September 18. 2017 8:53PM




LONDONDERRY — The wording of a Londonderry High School pep rally letter to students turned into an online hullabaloo about the American flag.

A memo to seniors for Friday’s Mack Plaque/fall pep rally included instructions not to wear, carry or present the American flag. On Monday, the district said the intention was not to ban the flag.

“We had kids in years past who would wear the flag around their shoulders like a cape; they’d wave it and then they’d be done and put it on the floor,” said Scott Laliberte, superintendent of the Londonderry School District. “We have some staff members who are veterans and they are offended by it, and they called the kids on it.”

In multiple social media posts, some interpreted the letter as keeping students from celebrating the American flag. Others blasted the district for political correctness for attempting to make sure no one in the audience felt “uncomfortable,” as stated in the original protocol memo.
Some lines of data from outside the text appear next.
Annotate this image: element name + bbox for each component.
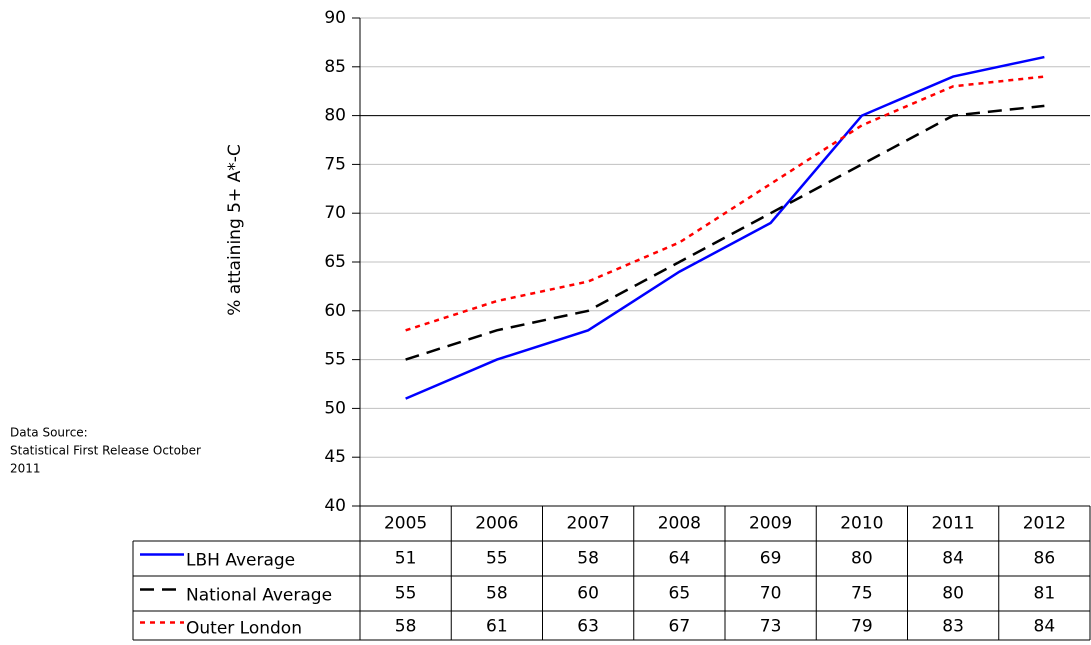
table-value: 58 <box>577 549 599 569</box>
y-tick-label: 70 <box>324 203 346 223</box>
y-tick-label: 55 <box>324 350 346 370</box>
y-tick-label: 80 <box>324 106 346 126</box>
x-tick-label: 2010 <box>840 514 883 534</box>
table-value: 70 <box>760 584 782 604</box>
y-tick-label: 60 <box>324 301 346 321</box>
table-value: 81 <box>1034 584 1056 604</box>
source-line: Data Source: <box>10 426 88 440</box>
x-tick-label: 2009 <box>749 514 792 534</box>
table-value: 51 <box>395 549 417 569</box>
x-tick-label: 2011 <box>931 514 974 534</box>
source-line: 2011 <box>10 462 41 476</box>
x-tick-label: 2005 <box>384 514 427 534</box>
table-value: 75 <box>851 584 873 604</box>
legend-label: LBH Average <box>186 551 295 571</box>
table-value: 55 <box>486 549 508 569</box>
legend-label: National Average <box>186 586 332 606</box>
series-line <box>405 75 1045 332</box>
y-tick-label: 50 <box>324 398 346 418</box>
table-value: 58 <box>486 584 508 604</box>
y-tick-label: 75 <box>324 154 346 174</box>
series-line <box>405 55 1045 400</box>
table-value: 73 <box>760 617 782 637</box>
source-line: Statistical First Release October <box>10 444 201 458</box>
table-value: 63 <box>577 617 599 637</box>
y-axis-label: % attaining 5+ A*-C <box>225 144 245 316</box>
table-value: 80 <box>942 584 964 604</box>
table-value: 84 <box>1034 617 1056 637</box>
x-tick-label: 2007 <box>566 514 609 534</box>
y-tick-label: 85 <box>324 57 346 77</box>
table-value: 65 <box>669 584 691 604</box>
table-value: 69 <box>760 549 782 569</box>
table-value: 55 <box>395 584 417 604</box>
table-value: 64 <box>669 549 691 569</box>
y-tick-label: 45 <box>324 447 346 467</box>
table-value: 61 <box>486 617 508 637</box>
table-value: 79 <box>851 617 873 637</box>
y-tick-label: 40 <box>324 496 346 516</box>
table-value: 86 <box>1034 549 1056 569</box>
table-value: 80 <box>851 549 873 569</box>
x-tick-label: 2006 <box>475 514 518 534</box>
x-tick-label: 2012 <box>1023 514 1066 534</box>
x-tick-label: 2008 <box>658 514 701 534</box>
y-tick-label: 65 <box>324 252 346 272</box>
table-value: 67 <box>669 617 691 637</box>
legend-label: Outer London <box>186 619 302 639</box>
series-line <box>405 104 1045 361</box>
table-value: 58 <box>395 617 417 637</box>
table-value: 84 <box>942 549 964 569</box>
y-tick-label: 90 <box>324 8 346 28</box>
table-value: 83 <box>942 617 964 637</box>
table-value: 60 <box>577 584 599 604</box>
Also included in the protocol list was no undressing or derogatory statements about opponents. Any athlete in violation would be reported to a coach, according to the memo.
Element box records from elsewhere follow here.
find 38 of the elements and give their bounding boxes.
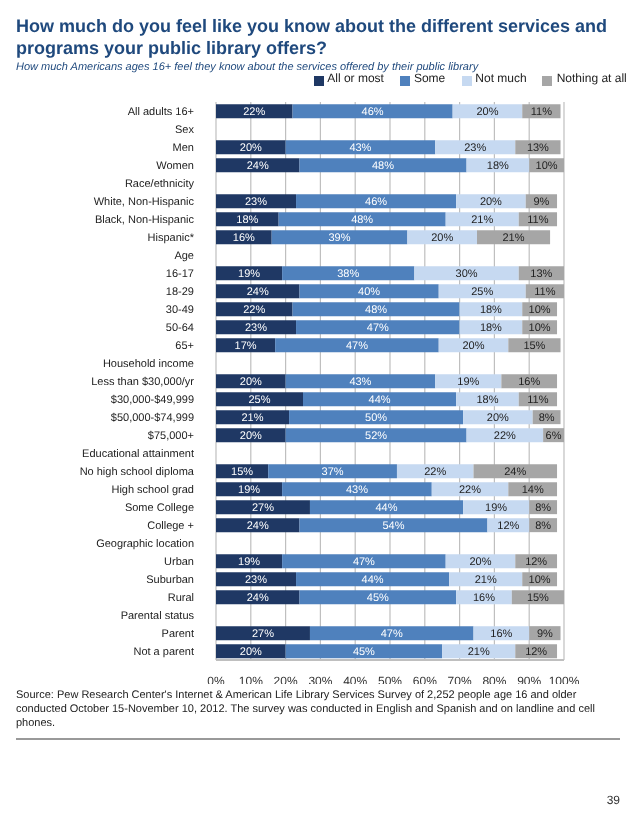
- bar: [285, 428, 467, 443]
- bar: [299, 158, 467, 173]
- bar: [216, 104, 293, 119]
- bar: [289, 410, 464, 425]
- bar: [303, 392, 457, 407]
- bar: [292, 104, 453, 119]
- bar: [414, 266, 519, 281]
- bar: [216, 158, 300, 173]
- bar: [299, 518, 488, 533]
- bar: [292, 302, 460, 317]
- bar: [396, 464, 474, 479]
- bar: [285, 644, 443, 659]
- bar: [309, 500, 464, 515]
- bar: [296, 320, 460, 335]
- bar: [282, 554, 446, 569]
- bar: [271, 230, 408, 245]
- bar: [285, 374, 436, 389]
- bar: [309, 626, 474, 641]
- bar: [445, 212, 519, 227]
- bar: [282, 266, 415, 281]
- bar: [296, 572, 450, 587]
- bar: [299, 590, 457, 605]
- bar: [278, 212, 446, 227]
- bar: [299, 284, 439, 299]
- bar: [275, 338, 439, 353]
- bar: [282, 482, 432, 497]
- bar: [216, 500, 310, 515]
- bar: [216, 392, 303, 407]
- bar: [216, 284, 300, 299]
- bar: [296, 194, 457, 209]
- bar: [216, 626, 310, 641]
- bar: [438, 284, 526, 299]
- bar: [216, 590, 300, 605]
- bar: [216, 518, 300, 533]
- bar: [268, 464, 397, 479]
- bar: [216, 302, 293, 317]
- chart-title: How much do you feel like you know about the different services and programs your public library offers?: [16, 16, 610, 60]
- bar: [285, 140, 436, 155]
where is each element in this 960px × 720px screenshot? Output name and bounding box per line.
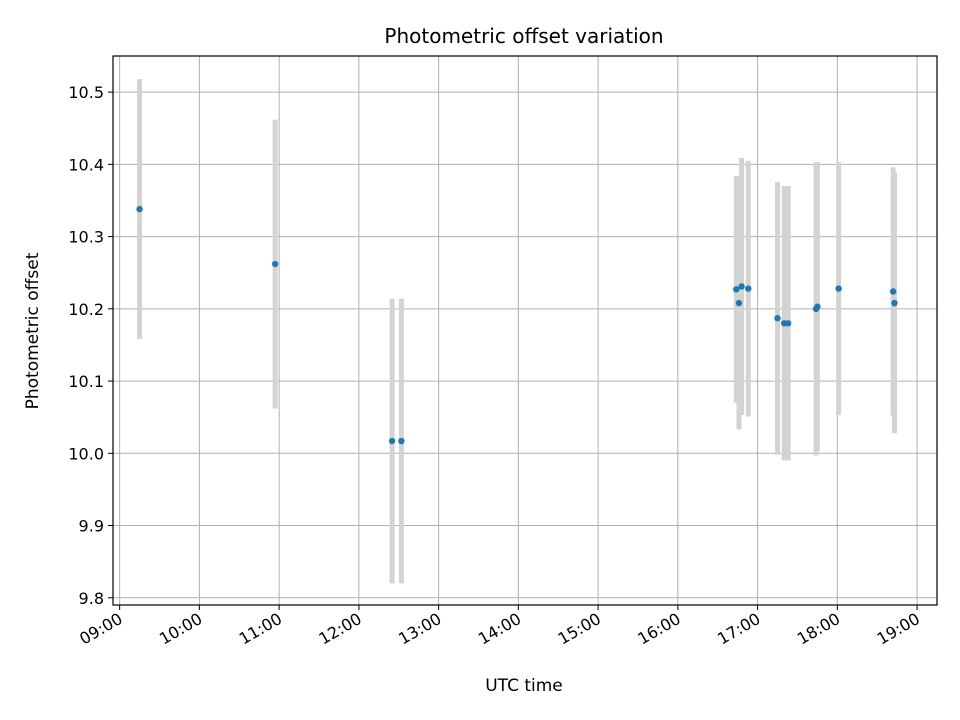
data-point [745, 285, 752, 292]
y-tick-label: 9.8 [79, 589, 104, 608]
data-point [733, 286, 740, 293]
data-point [891, 299, 898, 307]
y-tick-label: 10.1 [68, 372, 104, 391]
data-point [889, 288, 897, 295]
y-tick-label: 10.4 [68, 155, 104, 174]
y-tick-label: 10.3 [68, 228, 104, 247]
data-points [136, 205, 898, 445]
data-point [784, 320, 792, 327]
data-point [136, 205, 143, 213]
data-point [738, 283, 745, 290]
plot-frame [112, 55, 938, 606]
y-tick-label: 9.9 [79, 517, 104, 536]
y-tick-label: 10.0 [68, 444, 104, 463]
data-point [735, 299, 743, 307]
data-point [398, 437, 405, 445]
y-axis-label: Photometric offset [23, 252, 43, 409]
y-axis-ticks: 9.8 9.9 10.0 10.1 10.2 10.3 10.4 10.5 [68, 83, 113, 608]
data-point [271, 260, 279, 268]
data-point [814, 303, 821, 310]
data-point [388, 437, 396, 445]
y-tick-label: 10.2 [68, 300, 104, 319]
x-axis-label: UTC time [485, 676, 563, 696]
chart-title: Photometric offset variation [384, 24, 663, 48]
data-point [835, 285, 842, 292]
y-tick-label: 10.5 [68, 83, 104, 102]
data-point [774, 315, 781, 322]
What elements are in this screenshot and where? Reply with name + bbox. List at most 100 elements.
Follow-up attempts by the district to clarify were criticized as damage control, with one commenter on a conservative blog calling for “armed patriots” to descend on Londonderry and “occupy the buildings.”
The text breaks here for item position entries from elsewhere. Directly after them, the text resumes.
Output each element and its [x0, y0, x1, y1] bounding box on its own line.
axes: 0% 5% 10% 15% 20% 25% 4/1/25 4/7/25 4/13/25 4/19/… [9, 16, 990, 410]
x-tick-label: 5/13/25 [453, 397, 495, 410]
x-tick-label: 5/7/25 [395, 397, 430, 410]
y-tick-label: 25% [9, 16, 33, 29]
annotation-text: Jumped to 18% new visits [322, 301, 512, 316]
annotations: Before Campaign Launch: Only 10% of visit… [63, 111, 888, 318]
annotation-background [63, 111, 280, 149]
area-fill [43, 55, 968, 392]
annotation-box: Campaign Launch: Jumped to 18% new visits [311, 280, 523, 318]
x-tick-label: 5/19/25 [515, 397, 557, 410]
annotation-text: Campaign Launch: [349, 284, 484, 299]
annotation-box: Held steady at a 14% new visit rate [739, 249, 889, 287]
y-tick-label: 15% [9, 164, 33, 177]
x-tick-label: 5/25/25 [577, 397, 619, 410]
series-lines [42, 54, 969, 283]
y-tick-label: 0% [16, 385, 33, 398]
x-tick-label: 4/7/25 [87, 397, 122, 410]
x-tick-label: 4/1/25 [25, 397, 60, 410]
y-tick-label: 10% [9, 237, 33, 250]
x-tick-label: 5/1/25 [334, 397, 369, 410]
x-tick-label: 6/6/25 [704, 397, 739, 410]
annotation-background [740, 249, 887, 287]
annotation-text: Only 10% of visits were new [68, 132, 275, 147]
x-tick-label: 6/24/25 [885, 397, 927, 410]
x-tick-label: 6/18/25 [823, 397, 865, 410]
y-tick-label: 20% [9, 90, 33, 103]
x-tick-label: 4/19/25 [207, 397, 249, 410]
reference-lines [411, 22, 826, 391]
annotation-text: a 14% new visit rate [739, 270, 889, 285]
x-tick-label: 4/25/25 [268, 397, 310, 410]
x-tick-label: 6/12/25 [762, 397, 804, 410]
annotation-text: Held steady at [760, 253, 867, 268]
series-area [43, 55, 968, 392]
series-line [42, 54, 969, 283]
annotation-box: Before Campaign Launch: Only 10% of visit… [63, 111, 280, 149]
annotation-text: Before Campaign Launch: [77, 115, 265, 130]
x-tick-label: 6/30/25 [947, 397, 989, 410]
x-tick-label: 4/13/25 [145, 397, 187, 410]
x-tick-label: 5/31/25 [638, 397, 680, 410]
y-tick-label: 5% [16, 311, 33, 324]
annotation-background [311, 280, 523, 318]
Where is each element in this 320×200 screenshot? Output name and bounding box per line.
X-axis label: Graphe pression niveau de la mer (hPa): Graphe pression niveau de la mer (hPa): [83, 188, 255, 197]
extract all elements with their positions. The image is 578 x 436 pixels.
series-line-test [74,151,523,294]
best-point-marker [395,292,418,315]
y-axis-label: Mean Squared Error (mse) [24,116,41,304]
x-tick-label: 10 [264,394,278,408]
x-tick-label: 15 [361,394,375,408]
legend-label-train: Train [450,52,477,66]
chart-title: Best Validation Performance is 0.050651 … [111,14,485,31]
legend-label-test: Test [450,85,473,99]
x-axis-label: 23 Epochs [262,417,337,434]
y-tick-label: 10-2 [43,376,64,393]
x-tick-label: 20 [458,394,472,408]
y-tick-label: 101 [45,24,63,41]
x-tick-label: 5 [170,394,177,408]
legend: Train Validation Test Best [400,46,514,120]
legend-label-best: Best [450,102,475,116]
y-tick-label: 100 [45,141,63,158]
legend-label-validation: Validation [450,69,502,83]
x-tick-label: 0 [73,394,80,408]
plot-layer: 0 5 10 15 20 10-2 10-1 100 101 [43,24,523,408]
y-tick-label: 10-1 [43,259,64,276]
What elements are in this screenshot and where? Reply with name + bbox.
Laliberte said Monday the language in the memo “could have been phrased better.”

Al Baldasaro, a state representative from Londonderry who has posted regularly about proper flag etiquette, said the staff could have done a better job educating students about respect for the flag, instead of giving the impression they were banning it.

“In ordinance with the U.S. flag code, which New Hampshire has adopted, they shouldn’t have the flags on the floor, so you would think the coaches would be patriotic enough to correct that,” he said.

Laliberte said school officials remedied the misunderstanding by sending an updated email to parents and staff about the “inadvertent disrespect.” The display of the flag and the singing of the National Anthem are both included in the pep rally program.

He said the district is now trying to make this a teachable moment for students. He said that any student wishing to use a flag, as articulated in the code, will be able to do so at the rally.

“If a kid comes in and says ‘I want to display the flag and I’m going to do so appropriately,’ then they can do it,” Laliberte said. “The American Legion Flag Code — if they’re going to follow it, go for it.”

High school students on Monday largely said they were unaware of the controversy. Those who spoke about the issue called it a misunderstanding.

“I don’t think anyone was trying to, like, be disrespectful,” said one Londonderry High School senior who declined to give her name. “If there were kids mishandling the flag, then we should look at fixing that.”

Sophomore Aidan Barrett said he doesn’t even remember flags being at pep rallies in the past year.

“I’ve never really seen too many students bring American flags at pep rallies, so I don’t think it has a huge effect on the students,” he said, adding the whole decision is “a little strange.”

“I guess it’s fun, and people can bring them now if they want to,” he said.